[q replication] how to reveal buffered TXs by QApply program browser thread and the dependency graph

Rui Chen

[q replication] how to reveal buffered TXs by QApply program browser thread and the dependency graph

Happy New Year in advance everyone! Have a question here to add more excitement to this holiday season: how to reveal buffered TXs on QRepl apply side, and reveal dependencies graph across buffered TXs.

A little bit background:

  1. we have a batchy application runs once a while during weekend.
  2. On capture side:
    *.ibmqrep_capmon reports:
        sub-second capture latency;
        max CURRENT_LIMIT under 25% of MEMORY_LIMIT (1 GB)
    no abnormal trace reported in *.ibmqrep_captrace;
  3. on apply side, we had:
    huge number of KEY/UNIQ_DEPENDENCIES increase;
    increasing QLATENCY, and relatively small APPLY_LATENCY/RDMS_TIME;
    browser thread buffers TXs instead of dispatching TXs to idle apply_agents. we have 10 apply_agents sitting idle almost always during the high latency period. We guestimated this conclusion because APPLY_SLEEP_TIME=num_apply_agents * monitor_interval.
    0 monster TX reported during high latency period. We use max MEMOERY_LIMIST (2GB), and max CURRENT_LIMIT reached 700MB to buffer dependent TXs.
    nothing helpful reported in QReplTrace table, exception table, db2diag, nor QApply program log.....

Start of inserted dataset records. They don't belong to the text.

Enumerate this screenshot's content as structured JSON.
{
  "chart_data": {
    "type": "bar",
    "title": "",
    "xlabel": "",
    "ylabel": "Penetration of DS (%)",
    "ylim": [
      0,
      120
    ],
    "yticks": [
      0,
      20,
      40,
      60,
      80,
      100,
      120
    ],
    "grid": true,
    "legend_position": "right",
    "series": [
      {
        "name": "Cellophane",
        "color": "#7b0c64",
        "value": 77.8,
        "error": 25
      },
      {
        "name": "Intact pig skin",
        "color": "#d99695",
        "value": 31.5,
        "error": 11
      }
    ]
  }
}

Based on the above observations, our current suspicion is that we have a chain of dependent TXs, and we are trying to (dis-)approve it. We could try to reproduce this high latency period and use utilities like qload to reveal what's in the recvQ, which is a quite expensive operation. Alternatively, we are trying to see if it's possible to take a snapshot of what's buffered by browser threadand to reveal overlapping rows different TXs depend on

 

Also we found this patent seemingly explaining how QApply program works, especially the dependency part. Can anyone help to identify if this is the patent backing QApply program? Also curious, what's the patent backing QCapture program? trying to understand how exactly long running TX could introduce high capture latency.

 

btw, we use db2 luw v10.5FP8, and ARCH_LEVEL 1021 on both capture and apply sides.

Thanks for your help!

Edited By:
Rui Chen[Organization Members] @ Dec 26, 2017 - 02:31 PM (America/Eastern)
Rui Chen[Organization Members] @ Dec 26, 2017 - 02:31 PM (America/Eastern)
Rui Chen[Organization Members] @ Dec 26, 2017 - 05:03 PM (America/Eastern)

Jørn Thyssen

RE: [q replication] how to reveal buffered TXs by QApply program browser thread and the dependency graph
(in response to Rui Chen)

Hi,

Do you really need 10 apply agents? You might only need one in which case all the dependency logic goes away

See: https://www.ibm.com/support/knowledgecenter/en/SSTRGZ_11.4.0/com.ibm.swg.im.iis.repl.qtune.doc/topics/iiyrqtunrepap1.html 

Otherwise I suggest opening a PMR with IBM. 

Best regards,

Jørn Thyssen

Rocket Software
77 Fourth Avenue • Waltham, MA • 02451 • USA
E: [login to unmask email] • W: www.rocketsoftware.com 

Views are personal. 

Rui Chen

RE: [q replication] how to reveal buffered TXs by QApply program browser thread and the dependency graph
(in response to Jørn Thyssen)

Hi Jørn,

Absolutely thanks a ton for the suggestion! Took a look in our APPLY_SLEEP_TIME history, one apply agent actually would have been able to handle the workload most of the time. 

Will report back if it actually helped, if we decide to lower this number.

 

Bests,

Rui

Rui Chen

RE: [q replication] how to reveal buffered TXs by QApply program browser thread and the dependency graph
(in response to Jørn Thyssen)

Hi Jørn,

Thanks for your suggestion. By reducing apply agent number to 1, our QRepl Apply side was able to move forward by serializing all TXs. Lucky for us, the TX volume wasn't too high so a single apply agent was enough during this high QRepl latency period. 

It's probably not a surprise to everyone, but i just realized browser thread checks not only the init and final value of TX involving unique constraint, but also all the transient updates inside the TX.